Washing reduced the microbial load by 3.84 to 42.04%. The bacteria
which most resisted wash-off were Staphylococcus and Pseudomonas
spp. The easiest to wash off was Flavobacterium spp. In higher-count
samples, Moraxella and/or Lactobacillus spp. washed off readily, but
they still constituted large proportions of the residual bacteria on
shrimp.
Adhesiveness, measured by hydrophobic interaction with octane,
showed 43.3% change in absorbance by Staphylococcus spp., followed by
21.5% by Moraxella spp., and Arthrobacter spp. at 13.5%. Pseudomonas
spp. showed only 5.7% change in absorption.
Attachment, measured by hanging glass cover slips in broth, however,
showed Pseudomonas and Staphylococcus spp. to have the greatest
ability to adhere, with 0.47 and 0.46% attachment, respectively.

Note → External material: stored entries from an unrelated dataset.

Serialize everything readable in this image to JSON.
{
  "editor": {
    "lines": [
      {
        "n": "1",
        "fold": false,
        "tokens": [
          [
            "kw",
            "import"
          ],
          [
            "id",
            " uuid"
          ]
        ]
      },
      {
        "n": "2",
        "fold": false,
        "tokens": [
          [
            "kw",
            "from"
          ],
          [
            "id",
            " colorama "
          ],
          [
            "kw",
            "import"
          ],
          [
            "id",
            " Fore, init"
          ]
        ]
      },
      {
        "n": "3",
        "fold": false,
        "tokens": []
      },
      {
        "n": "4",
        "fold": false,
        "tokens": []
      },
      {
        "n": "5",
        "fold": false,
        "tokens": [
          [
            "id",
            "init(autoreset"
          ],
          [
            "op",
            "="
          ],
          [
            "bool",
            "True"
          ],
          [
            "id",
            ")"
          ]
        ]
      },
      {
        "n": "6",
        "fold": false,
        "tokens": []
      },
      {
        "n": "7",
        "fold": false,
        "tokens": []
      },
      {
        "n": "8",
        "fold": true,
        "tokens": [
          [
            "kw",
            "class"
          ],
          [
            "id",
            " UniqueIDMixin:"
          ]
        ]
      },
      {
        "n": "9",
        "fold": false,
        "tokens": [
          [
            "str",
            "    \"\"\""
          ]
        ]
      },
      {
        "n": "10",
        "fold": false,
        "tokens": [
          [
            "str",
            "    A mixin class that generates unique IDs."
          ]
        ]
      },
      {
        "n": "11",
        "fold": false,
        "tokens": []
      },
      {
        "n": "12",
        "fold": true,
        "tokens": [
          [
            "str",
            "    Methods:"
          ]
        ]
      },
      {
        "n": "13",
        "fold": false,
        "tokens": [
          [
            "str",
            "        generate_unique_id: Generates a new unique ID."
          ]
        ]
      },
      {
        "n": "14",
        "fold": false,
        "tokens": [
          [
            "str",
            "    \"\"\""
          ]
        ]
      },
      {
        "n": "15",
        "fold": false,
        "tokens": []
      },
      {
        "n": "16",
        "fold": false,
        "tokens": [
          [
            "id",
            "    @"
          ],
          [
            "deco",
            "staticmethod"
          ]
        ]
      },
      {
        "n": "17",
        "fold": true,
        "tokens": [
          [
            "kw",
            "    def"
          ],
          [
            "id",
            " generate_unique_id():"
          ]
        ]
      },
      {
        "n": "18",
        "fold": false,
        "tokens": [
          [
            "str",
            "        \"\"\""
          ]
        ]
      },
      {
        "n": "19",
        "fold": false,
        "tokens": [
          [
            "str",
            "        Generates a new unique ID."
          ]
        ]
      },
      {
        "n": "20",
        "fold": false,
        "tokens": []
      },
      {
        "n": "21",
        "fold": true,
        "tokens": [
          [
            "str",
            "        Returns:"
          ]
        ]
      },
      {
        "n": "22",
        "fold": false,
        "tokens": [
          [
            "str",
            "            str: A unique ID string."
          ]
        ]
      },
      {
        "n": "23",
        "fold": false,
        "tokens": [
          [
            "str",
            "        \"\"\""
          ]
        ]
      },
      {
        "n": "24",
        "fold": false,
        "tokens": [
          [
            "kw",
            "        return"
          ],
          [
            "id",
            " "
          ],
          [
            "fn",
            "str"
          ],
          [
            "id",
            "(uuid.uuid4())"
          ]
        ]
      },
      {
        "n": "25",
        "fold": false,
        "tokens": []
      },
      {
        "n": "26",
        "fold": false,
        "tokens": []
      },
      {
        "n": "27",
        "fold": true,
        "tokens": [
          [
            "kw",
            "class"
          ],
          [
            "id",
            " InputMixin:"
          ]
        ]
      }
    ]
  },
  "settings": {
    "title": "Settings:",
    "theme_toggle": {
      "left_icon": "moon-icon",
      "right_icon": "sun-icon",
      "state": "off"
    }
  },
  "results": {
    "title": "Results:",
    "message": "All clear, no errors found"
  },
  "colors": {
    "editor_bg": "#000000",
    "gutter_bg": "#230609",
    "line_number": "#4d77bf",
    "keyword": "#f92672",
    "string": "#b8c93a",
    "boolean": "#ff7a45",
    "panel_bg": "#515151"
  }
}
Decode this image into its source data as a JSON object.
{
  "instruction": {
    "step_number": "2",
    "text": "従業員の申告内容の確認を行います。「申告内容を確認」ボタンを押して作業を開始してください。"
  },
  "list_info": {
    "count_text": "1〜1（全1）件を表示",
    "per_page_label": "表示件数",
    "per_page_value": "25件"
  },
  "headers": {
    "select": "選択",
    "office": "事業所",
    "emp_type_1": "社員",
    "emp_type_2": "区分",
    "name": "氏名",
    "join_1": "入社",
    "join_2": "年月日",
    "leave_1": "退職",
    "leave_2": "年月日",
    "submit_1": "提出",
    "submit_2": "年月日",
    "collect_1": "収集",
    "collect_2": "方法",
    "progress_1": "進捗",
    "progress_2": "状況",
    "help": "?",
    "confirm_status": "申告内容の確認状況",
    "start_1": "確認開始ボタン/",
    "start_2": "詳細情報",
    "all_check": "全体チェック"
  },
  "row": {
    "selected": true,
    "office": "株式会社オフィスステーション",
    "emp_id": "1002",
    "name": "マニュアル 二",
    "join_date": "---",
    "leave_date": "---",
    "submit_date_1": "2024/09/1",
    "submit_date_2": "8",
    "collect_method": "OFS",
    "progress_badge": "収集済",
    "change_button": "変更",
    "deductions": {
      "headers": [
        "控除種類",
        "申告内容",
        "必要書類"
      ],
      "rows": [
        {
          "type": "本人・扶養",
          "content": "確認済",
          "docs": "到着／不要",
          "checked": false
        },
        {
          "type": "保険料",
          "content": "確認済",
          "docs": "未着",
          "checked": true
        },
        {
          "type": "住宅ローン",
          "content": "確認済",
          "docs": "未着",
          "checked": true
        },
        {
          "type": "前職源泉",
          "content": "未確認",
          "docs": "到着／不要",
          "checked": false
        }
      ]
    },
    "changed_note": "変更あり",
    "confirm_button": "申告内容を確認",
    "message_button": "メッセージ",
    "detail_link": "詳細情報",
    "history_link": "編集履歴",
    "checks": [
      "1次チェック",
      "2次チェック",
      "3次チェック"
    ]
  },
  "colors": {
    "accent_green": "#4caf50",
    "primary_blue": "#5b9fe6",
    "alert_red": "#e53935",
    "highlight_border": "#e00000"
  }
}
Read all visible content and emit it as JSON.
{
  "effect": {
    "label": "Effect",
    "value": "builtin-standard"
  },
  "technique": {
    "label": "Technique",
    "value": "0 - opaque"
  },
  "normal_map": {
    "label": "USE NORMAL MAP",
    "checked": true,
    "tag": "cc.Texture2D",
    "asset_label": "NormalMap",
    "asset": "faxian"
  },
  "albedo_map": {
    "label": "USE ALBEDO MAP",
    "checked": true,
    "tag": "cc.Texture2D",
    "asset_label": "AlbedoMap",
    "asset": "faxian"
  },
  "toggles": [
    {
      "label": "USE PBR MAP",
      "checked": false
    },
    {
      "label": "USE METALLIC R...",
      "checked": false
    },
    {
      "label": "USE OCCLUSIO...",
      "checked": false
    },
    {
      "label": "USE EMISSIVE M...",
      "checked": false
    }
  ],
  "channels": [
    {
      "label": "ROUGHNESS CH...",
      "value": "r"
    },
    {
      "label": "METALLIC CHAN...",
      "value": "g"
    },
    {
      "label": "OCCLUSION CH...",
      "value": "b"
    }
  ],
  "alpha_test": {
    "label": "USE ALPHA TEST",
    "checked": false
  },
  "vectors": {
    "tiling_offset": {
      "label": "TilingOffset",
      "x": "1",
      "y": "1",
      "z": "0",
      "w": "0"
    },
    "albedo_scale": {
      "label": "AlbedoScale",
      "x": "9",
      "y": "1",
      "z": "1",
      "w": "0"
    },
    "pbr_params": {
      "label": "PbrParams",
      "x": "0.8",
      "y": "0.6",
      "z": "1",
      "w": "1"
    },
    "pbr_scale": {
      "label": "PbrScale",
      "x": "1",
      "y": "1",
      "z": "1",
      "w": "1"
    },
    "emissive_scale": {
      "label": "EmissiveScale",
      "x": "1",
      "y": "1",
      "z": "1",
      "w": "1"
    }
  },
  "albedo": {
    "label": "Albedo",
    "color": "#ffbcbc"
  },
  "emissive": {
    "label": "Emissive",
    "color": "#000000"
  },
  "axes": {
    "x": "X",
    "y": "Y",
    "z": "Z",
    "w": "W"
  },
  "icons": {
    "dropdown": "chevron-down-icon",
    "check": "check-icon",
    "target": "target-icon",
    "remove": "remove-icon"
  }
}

Moraxella spp. showed the least ability to adhere to glass (.02%), followed by Lactobacil lus spp. at 0.11%. Arthrobacter and Flavobacterium
spp. adhered at 0.30 and 0.37% levels, respectively.
Attachment of Pseudomonas spp. to glass was the least affected
by media composition, temperature, or presence of a surface-active
agent (sodium hexametaphosphate).
Staphylococcus spp., on the other hand, attached most strongly
under optimum growth conditions but were most affected by varying
growth conditions, temperature, and presence of a metabolic inhibitor
(sodium hexametaphosphate).
This indicates that the adhesive ability of Staphylococcus spp.
is directly related to its metabolic activity, while Pseudomonas spp.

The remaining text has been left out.